Originally Posted by Klubbie
Has anyone experienced anything similar and what are some considerations that I should be making here when assessing what to do with the cash balance pension?
I'm retired now and older (64). I have a cash balance plan still in deferral that I monitor Some of the considerations I consider important:
1. What is the interest rate calculation ? Typically it is calculated based on some long term published rate, with a guaranteed floor.
2. What is the health of the plan ? This isn't necessarily based on the corporation's business health. The important metric is plan funding status, which has to published annually. Check with the custodian for current funding status.
3. What are the rules that govern the availability of lump sums ? Generally this is based on the funding status and lump sums will be disallowed when/if the funding status falls below a threshold, usually 80%.
4.How does the annuity payment option compare with what you could buy on the individual SPIA market ? Usually cash balance plans pay a better annuity than you could buy yourself with the cash balance. Do you think that an annuity option is a consideration for your future ?

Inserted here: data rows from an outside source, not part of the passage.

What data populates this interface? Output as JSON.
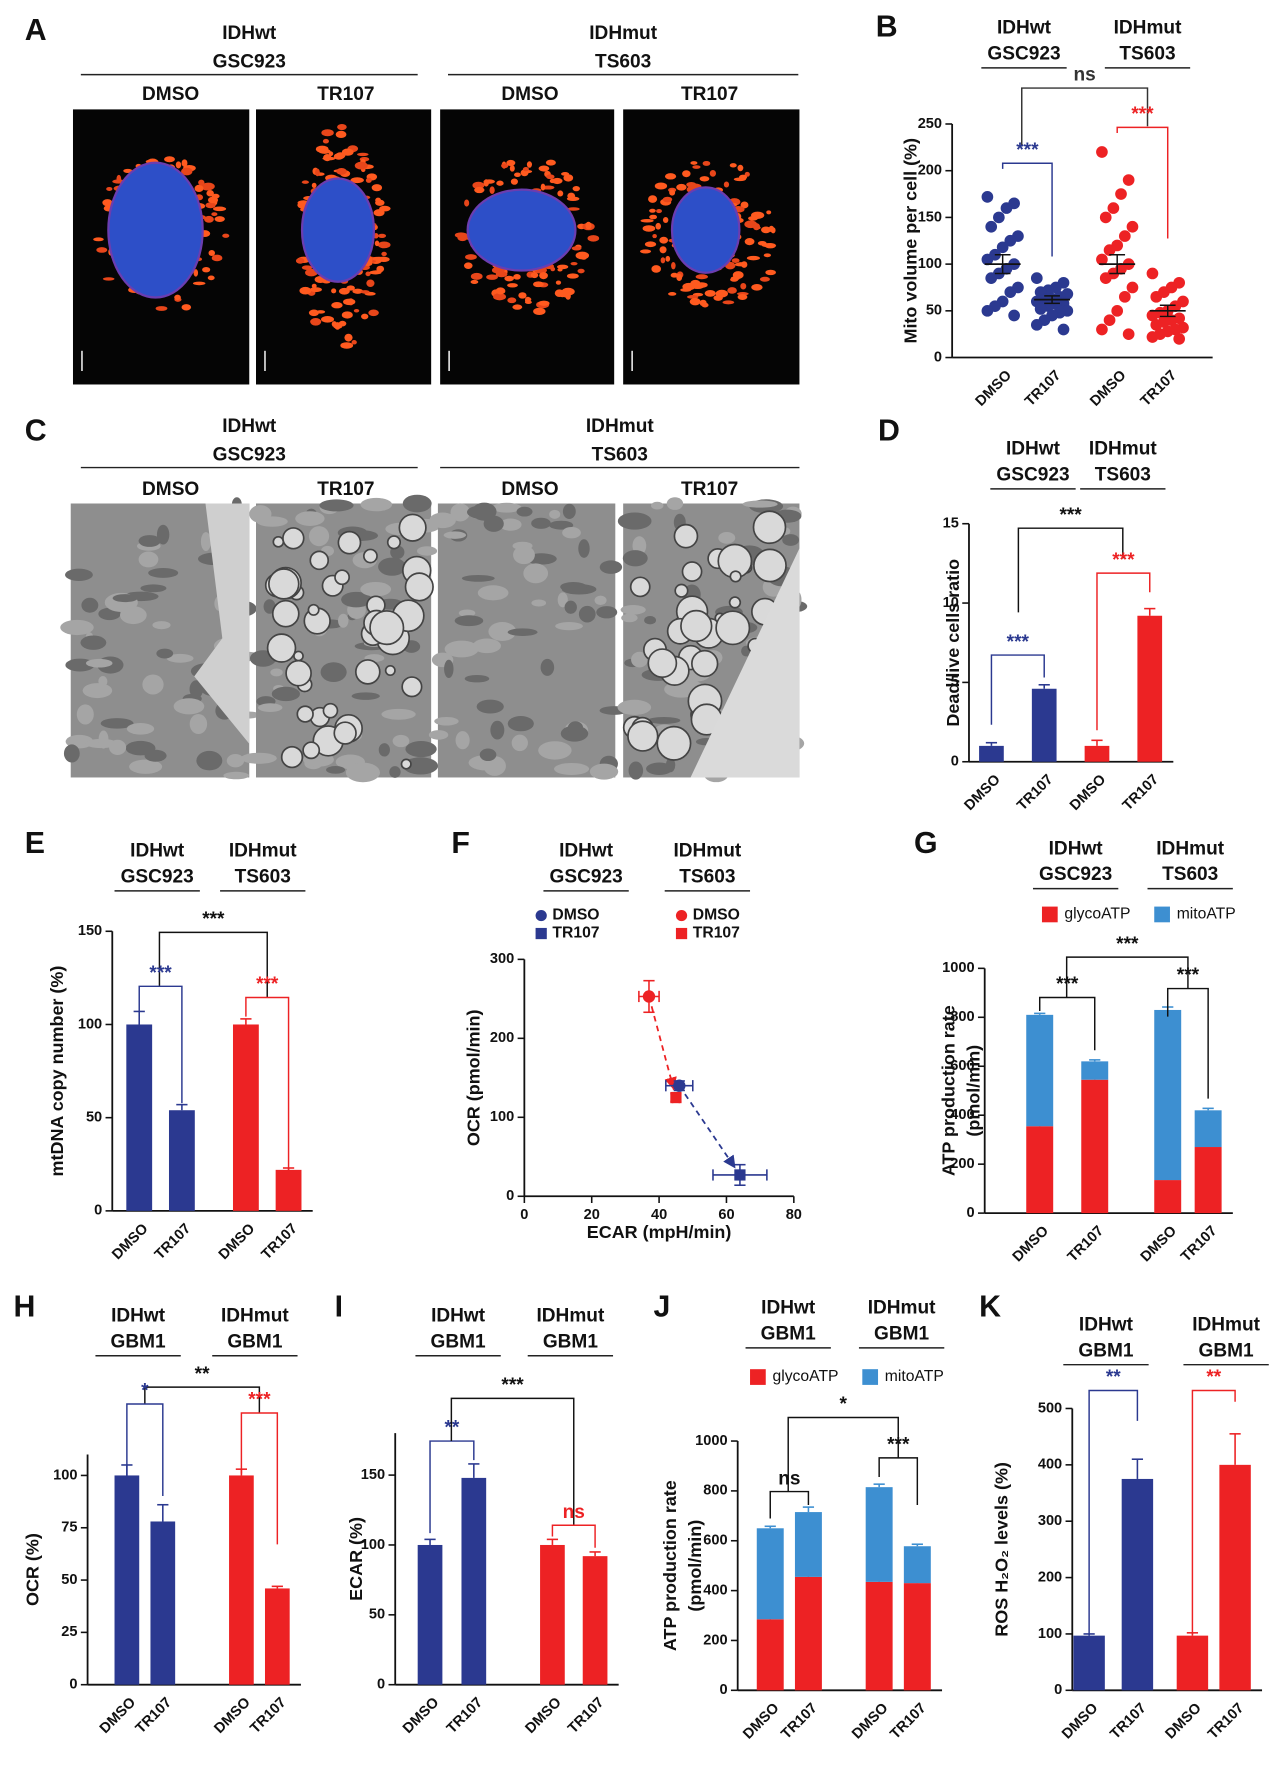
{
  "images": [
    {
      "letter": "A",
      "groups": [
        [
          "IDHwt",
          "GSC923"
        ],
        [
          "IDHmut",
          "TS603"
        ]
      ],
      "labels": [
        "DMSO",
        "TR107",
        "DMSO",
        "TR107"
      ]
    },
    {
      "letter": "C",
      "groups": [
        [
          "IDHwt",
          "GSC923"
        ],
        [
          "IDHmut",
          "TS603"
        ]
      ],
      "labels": [
        "DMSO",
        "TR107",
        "DMSO",
        "TR107"
      ]
    }
  ],
  "chart_data": [
    {
      "letter": "B",
      "type": "dot",
      "groups": [
        [
          "IDHwt",
          "GSC923"
        ],
        [
          "IDHmut",
          "TS603"
        ]
      ],
      "categories": [
        "DMSO",
        "TR107",
        "DMSO",
        "TR107"
      ],
      "colors": [
        "#2b3990",
        "#2b3990",
        "#ed2224",
        "#ed2224"
      ],
      "points": [
        [
          172,
          165,
          160,
          150,
          140,
          130,
          125,
          118,
          110,
          105,
          100,
          95,
          90,
          85,
          75,
          70,
          60,
          55,
          50,
          45
        ],
        [
          85,
          80,
          75,
          72,
          70,
          68,
          65,
          63,
          62,
          60,
          58,
          57,
          55,
          52,
          50,
          48,
          45,
          40,
          35,
          30
        ],
        [
          220,
          190,
          175,
          160,
          150,
          140,
          130,
          120,
          115,
          105,
          100,
          95,
          90,
          85,
          75,
          65,
          50,
          40,
          30,
          25
        ],
        [
          90,
          80,
          75,
          70,
          65,
          60,
          55,
          50,
          48,
          45,
          42,
          40,
          38,
          35,
          32,
          30,
          28,
          25,
          22,
          20
        ]
      ],
      "means": [
        100,
        62,
        100,
        50
      ],
      "sems": [
        10,
        4,
        10,
        6
      ],
      "ylabel": "Mito volume per cell (%)",
      "ylim": [
        0,
        250
      ],
      "yticks": [
        0,
        50,
        100,
        150,
        200,
        250
      ],
      "annotations": [
        {
          "text": "ns",
          "color": "#333333"
        },
        {
          "text": "***",
          "color": "#2b3990"
        },
        {
          "text": "***",
          "color": "#ed2224"
        }
      ]
    },
    {
      "letter": "D",
      "type": "bar",
      "groups": [
        [
          "IDHwt",
          "GSC923"
        ],
        [
          "IDHmut",
          "TS603"
        ]
      ],
      "categories": [
        "DMSO",
        "TR107",
        "DMSO",
        "TR107"
      ],
      "colors": [
        "#2b3990",
        "#2b3990",
        "#ed2224",
        "#ed2224"
      ],
      "values": [
        1,
        4.6,
        1,
        9.2
      ],
      "errors": [
        0.2,
        0.25,
        0.35,
        0.45
      ],
      "ylabel": "Dead/live cells ratio",
      "ylim": [
        0,
        15
      ],
      "yticks": [
        0,
        5,
        10,
        15
      ],
      "annotations": [
        {
          "text": "***",
          "color": "#111111"
        },
        {
          "text": "***",
          "color": "#2b3990"
        },
        {
          "text": "***",
          "color": "#ed2224"
        }
      ]
    },
    {
      "letter": "E",
      "type": "bar",
      "groups": [
        [
          "IDHwt",
          "GSC923"
        ],
        [
          "IDHmut",
          "TS603"
        ]
      ],
      "categories": [
        "DMSO",
        "TR107",
        "DMSO",
        "TR107"
      ],
      "colors": [
        "#2b3990",
        "#2b3990",
        "#ed2224",
        "#ed2224"
      ],
      "values": [
        100,
        54,
        100,
        22
      ],
      "errors": [
        7,
        3,
        3,
        1
      ],
      "ylabel": "mtDNA copy number (%)",
      "ylim": [
        0,
        150
      ],
      "yticks": [
        0,
        50,
        100,
        150
      ],
      "annotations": [
        {
          "text": "***",
          "color": "#111111"
        },
        {
          "text": "***",
          "color": "#2b3990"
        },
        {
          "text": "***",
          "color": "#ed2224"
        }
      ]
    },
    {
      "letter": "F",
      "type": "scatter",
      "groups": [
        [
          "IDHwt",
          "GSC923"
        ],
        [
          "IDHmut",
          "TS603"
        ]
      ],
      "series": [
        {
          "name": "DMSO",
          "color": "#2b3990",
          "marker": "circle",
          "x": [
            46
          ],
          "values": [
            140
          ],
          "xerr": [
            4
          ],
          "yerr": [
            6
          ]
        },
        {
          "name": "TR107",
          "color": "#2b3990",
          "marker": "square",
          "x": [
            64
          ],
          "values": [
            27
          ],
          "xerr": [
            8
          ],
          "yerr": [
            13
          ]
        },
        {
          "name": "DMSO",
          "color": "#ed2224",
          "marker": "circle",
          "x": [
            37
          ],
          "values": [
            253
          ],
          "xerr": [
            3
          ],
          "yerr": [
            20
          ]
        },
        {
          "name": "TR107",
          "color": "#ed2224",
          "marker": "square",
          "x": [
            45
          ],
          "values": [
            125
          ],
          "xerr": [
            1
          ],
          "yerr": [
            5
          ]
        }
      ],
      "xlabel": "ECAR (mpH/min)",
      "ylabel": "OCR (pmol/min)",
      "xlim": [
        0,
        80
      ],
      "xticks": [
        0,
        20,
        40,
        60,
        80
      ],
      "ylim": [
        0,
        300
      ],
      "yticks": [
        0,
        100,
        200,
        300
      ]
    },
    {
      "letter": "G",
      "type": "stacked",
      "groups": [
        [
          "IDHwt",
          "GSC923"
        ],
        [
          "IDHmut",
          "TS603"
        ]
      ],
      "categories": [
        "DMSO",
        "TR107",
        "DMSO",
        "TR107"
      ],
      "series": [
        {
          "name": "glycoATP",
          "color": "#ed2224",
          "values": [
            355,
            545,
            135,
            270
          ],
          "errors": [
            5,
            8,
            5,
            8
          ]
        },
        {
          "name": "mitoATP",
          "color": "#3d8fd1",
          "values": [
            455,
            75,
            695,
            150
          ],
          "errors": [
            6,
            6,
            12,
            8
          ]
        }
      ],
      "ylabel": [
        "ATP production rate",
        "(pmol/min)"
      ],
      "ylim": [
        0,
        1000
      ],
      "yticks": [
        0,
        200,
        400,
        600,
        800,
        1000
      ],
      "annotations": [
        {
          "text": "***",
          "color": "#111111"
        },
        {
          "text": "***",
          "color": "#111111"
        },
        {
          "text": "***",
          "color": "#111111"
        }
      ]
    },
    {
      "letter": "H",
      "type": "bar",
      "groups": [
        [
          "IDHwt",
          "GBM1"
        ],
        [
          "IDHmut",
          "GBM1"
        ]
      ],
      "categories": [
        "DMSO",
        "TR107",
        "DMSO",
        "TR107"
      ],
      "colors": [
        "#2b3990",
        "#2b3990",
        "#ed2224",
        "#ed2224"
      ],
      "values": [
        100,
        78,
        100,
        46
      ],
      "errors": [
        5,
        8,
        3,
        1
      ],
      "ylabel": "OCR (%)",
      "ylim": [
        0,
        110
      ],
      "yticks": [
        0,
        25,
        50,
        75,
        100
      ],
      "annotations": [
        {
          "text": "**",
          "color": "#111111"
        },
        {
          "text": "*",
          "color": "#2b3990"
        },
        {
          "text": "***",
          "color": "#ed2224"
        }
      ]
    },
    {
      "letter": "I",
      "type": "bar",
      "groups": [
        [
          "IDHwt",
          "GBM1"
        ],
        [
          "IDHmut",
          "GBM1"
        ]
      ],
      "categories": [
        "DMSO",
        "TR107",
        "DMSO",
        "TR107"
      ],
      "colors": [
        "#2b3990",
        "#2b3990",
        "#ed2224",
        "#ed2224"
      ],
      "values": [
        100,
        148,
        100,
        92
      ],
      "errors": [
        4,
        10,
        4,
        3
      ],
      "ylabel": "ECAR (%)",
      "ylim": [
        0,
        180
      ],
      "yticks": [
        0,
        50,
        100,
        150
      ],
      "annotations": [
        {
          "text": "**",
          "color": "#2b3990"
        },
        {
          "text": "***",
          "color": "#111111"
        },
        {
          "text": "ns",
          "color": "#ed2224"
        }
      ]
    },
    {
      "letter": "J",
      "type": "stacked",
      "groups": [
        [
          "IDHwt",
          "GBM1"
        ],
        [
          "IDHmut",
          "GBM1"
        ]
      ],
      "categories": [
        "DMSO",
        "TR107",
        "DMSO",
        "TR107"
      ],
      "series": [
        {
          "name": "glycoATP",
          "color": "#ed2224",
          "values": [
            285,
            455,
            435,
            430
          ],
          "errors": [
            5,
            30,
            10,
            10
          ]
        },
        {
          "name": "mitoATP",
          "color": "#3d8fd1",
          "values": [
            365,
            260,
            380,
            148
          ],
          "errors": [
            8,
            20,
            12,
            8
          ]
        }
      ],
      "ylabel": [
        "ATP production rate",
        "(pmol/min)"
      ],
      "ylim": [
        0,
        1000
      ],
      "yticks": [
        0,
        200,
        400,
        600,
        800,
        1000
      ],
      "annotations": [
        {
          "text": "*",
          "color": "#111111"
        },
        {
          "text": "ns",
          "color": "#111111"
        },
        {
          "text": "***",
          "color": "#111111"
        }
      ]
    },
    {
      "letter": "K",
      "type": "bar",
      "groups": [
        [
          "IDHwt",
          "GBM1"
        ],
        [
          "IDHmut",
          "GBM1"
        ]
      ],
      "categories": [
        "DMSO",
        "TR107",
        "DMSO",
        "TR107"
      ],
      "colors": [
        "#2b3990",
        "#2b3990",
        "#ed2224",
        "#ed2224"
      ],
      "values": [
        97,
        375,
        97,
        400
      ],
      "errors": [
        3,
        35,
        5,
        55
      ],
      "ylabel": "ROS H₂O₂ levels (%)",
      "ylim": [
        0,
        500
      ],
      "yticks": [
        0,
        100,
        200,
        300,
        400,
        500
      ],
      "annotations": [
        {
          "text": "**",
          "color": "#2b3990"
        },
        {
          "text": "**",
          "color": "#ed2224"
        }
      ]
    }
  ]
}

5.Is there an "uplift" or "whipsaw" calculation that inflates the value of a lump sum taken well before annuity age ?
6. Who is the custodian ?
In my case, I choose to keep my cash balance plan because it has a good guaranteed interest rate floor of 5% (5.8% currently) and will pay a better annuity than I could buy with the lump sum. I intend to take the annuity option at age 70, subject to change. My plan's current funding status is 138% and is managed by Fidelity. If my plan's funding status started falling I would consider withdrawing the lump sum before the door closed, but that isn't a concern for now.